The only other game in which he registered zero in each category was against Pepperdine.

It was also the first game of the season.

Even though Adrien poses a match-up problem at times but was sometimes viewed as an inexperienced post player (see Josh Boone and Hilton Armstrong as mitigating factors), he did make the most of his minutes more than 70 percent of the time.

This is how a freshman matures over a season.

Remember this first cluster of statistics.

Marquette, First Big East game, five points, five rebounds, 15 minutes
Villanova, Big East game, six points, seven rebounds, 23 minutes
Syracuse, Big East quarterfinal, four points, five rebounds, 15 minutes
George Mason, NCAA Tournament, 17 points, seven rebounds, 25 minutes

Maui Invitational
Pepperdine, zero points, zero rebounds, four minutes
Arkansas, 11 points, six rebounds, 24 minutes
Arizona, zero points, six rebounds, 10 minutes
Gonzaga, 11 points, four rebounds, 12 minutes
Other non-conference games
Army, six points, two rebounds, 13 minutes
Texas Southern, 11 points, eight rebounds, 18 minutes
UMass, six points, two rebounds, 16 minutes
New Hampshire, five points, six rebounds, 19 minutes
Morehead State, 12 points, 10 rebounds, 23 minutes
Stony Brook, 13 points, one rebounds, 16 minutes
Quinnipiac, nine points, five rebounds, 12 minutes

6.5 ppg, 5.0 rpg, 16.5 mpg

6.0 ppg, 5.9 rpg, 17.3 mpg

1. George Mason, 17 points, seven rebounds, 25 minutes
2. Morehead State, 12 points, 10 rebounds, 23 minutes
3. Seton Hall, 12 points, eight rebounds, 22 minutes
4. Arkansas, 11 points, six rebounds, 24 minutes
5. Louisville, nine points, 12 rebounds, 24 minutes
NOTE: Three of the top five were after the midpoint of the season

1. Indiana, four points, five rebounds, 21 minutes
2. South Florida, six points, seven rebounds, 20 minutes
3. Villanova, six points, seven rebounds, 23 minutes
4. Cincinnati, seven points, two rebounds, 25 minutes
5. Kentucky, seven points, three rebounds, 20 minutes
NOTE: Four of the bottom five were after the midpoint of the season

Analysis: Yes, Adrien made the Big East All-Rookie Team in 2005-06 based on a better-than-average freshman season. He was rewarded for what he was brought to UConn to do. But if you return to the section highlighting each of UConn’s four losses in 2005-06, Adrien was a non-factor in all but one (George Mason) and in between experienced the highs and lows associated with being a freshman.

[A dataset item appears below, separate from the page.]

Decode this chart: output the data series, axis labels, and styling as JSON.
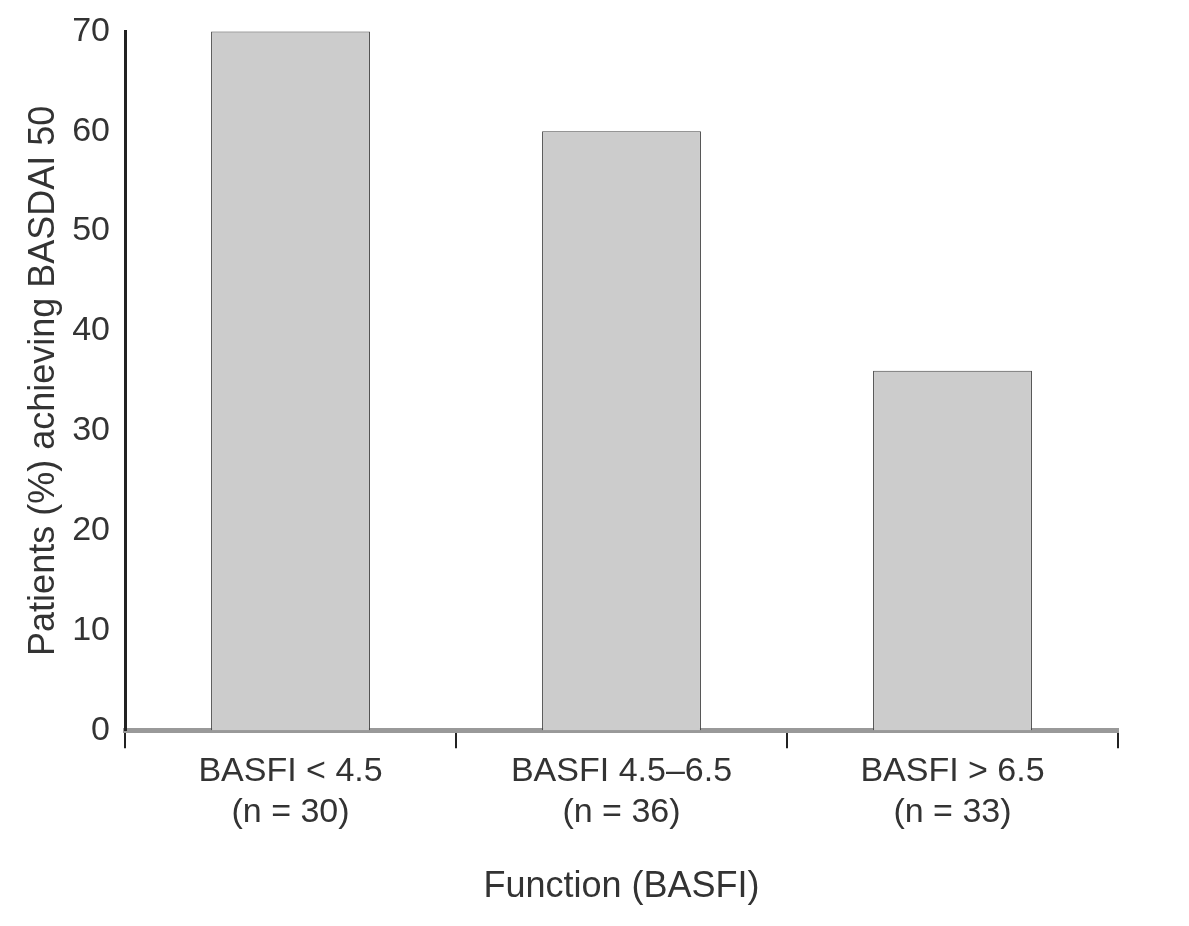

It’s safe to say, by the end of the season, Adrien realized even though he owned freshman status, it no longer mattered. It seemed as though he learned that a player in his position had to play up to his potential in every game of consequence.

Some additional notes on Adrien:

- The only sequence when Adrien logged consecutive 20-minute games was halfway through the Big East schedule when he played one of his best games and used the most of his playing time (quality minutes or QMs: an issue we’ll revert to throughout the season) against a mediocre opponent (Seton Hall). Adrien then played an average game against a quality opponent (Villanova). Yes, match-up problems were a key against Villanova’s then-vaunted four-guard offense, but that gave Adrien an opening to take advantage, which he didn’t do as well as he could have, based on statistical evidence. Off nights after a good game do not translate well in the Big East, granted Adrien only did this once last season and this could be the reason why some of his better performances were followed up by average games.

- Although he did not “hide” during all big games, he was a factor in some and less effective in others. Piecing together a string of quality performances while minutes fluctuate throughout the season is never easy. Overall, his quality performances (QPs: something we’ll also revisit again throughout the season), hovered around the 70 percent mark, better than 50 percent of last year’s UConn roster.

- Adrien shot well from the floor (61 percent) but struggled a bit from the foul line (64 percent). In order to improve his all-around game, one statistic must remain the same or improve while another desperately needs to improve.

The one factor, though, that is most telling of Adrien is his emotional impact, something that can only be measured in scientific and medical forums. Being non-existent against Washington in the Sweet 16 served as an ample segue to his top performance of the season, the last memory of Adrien from last winter.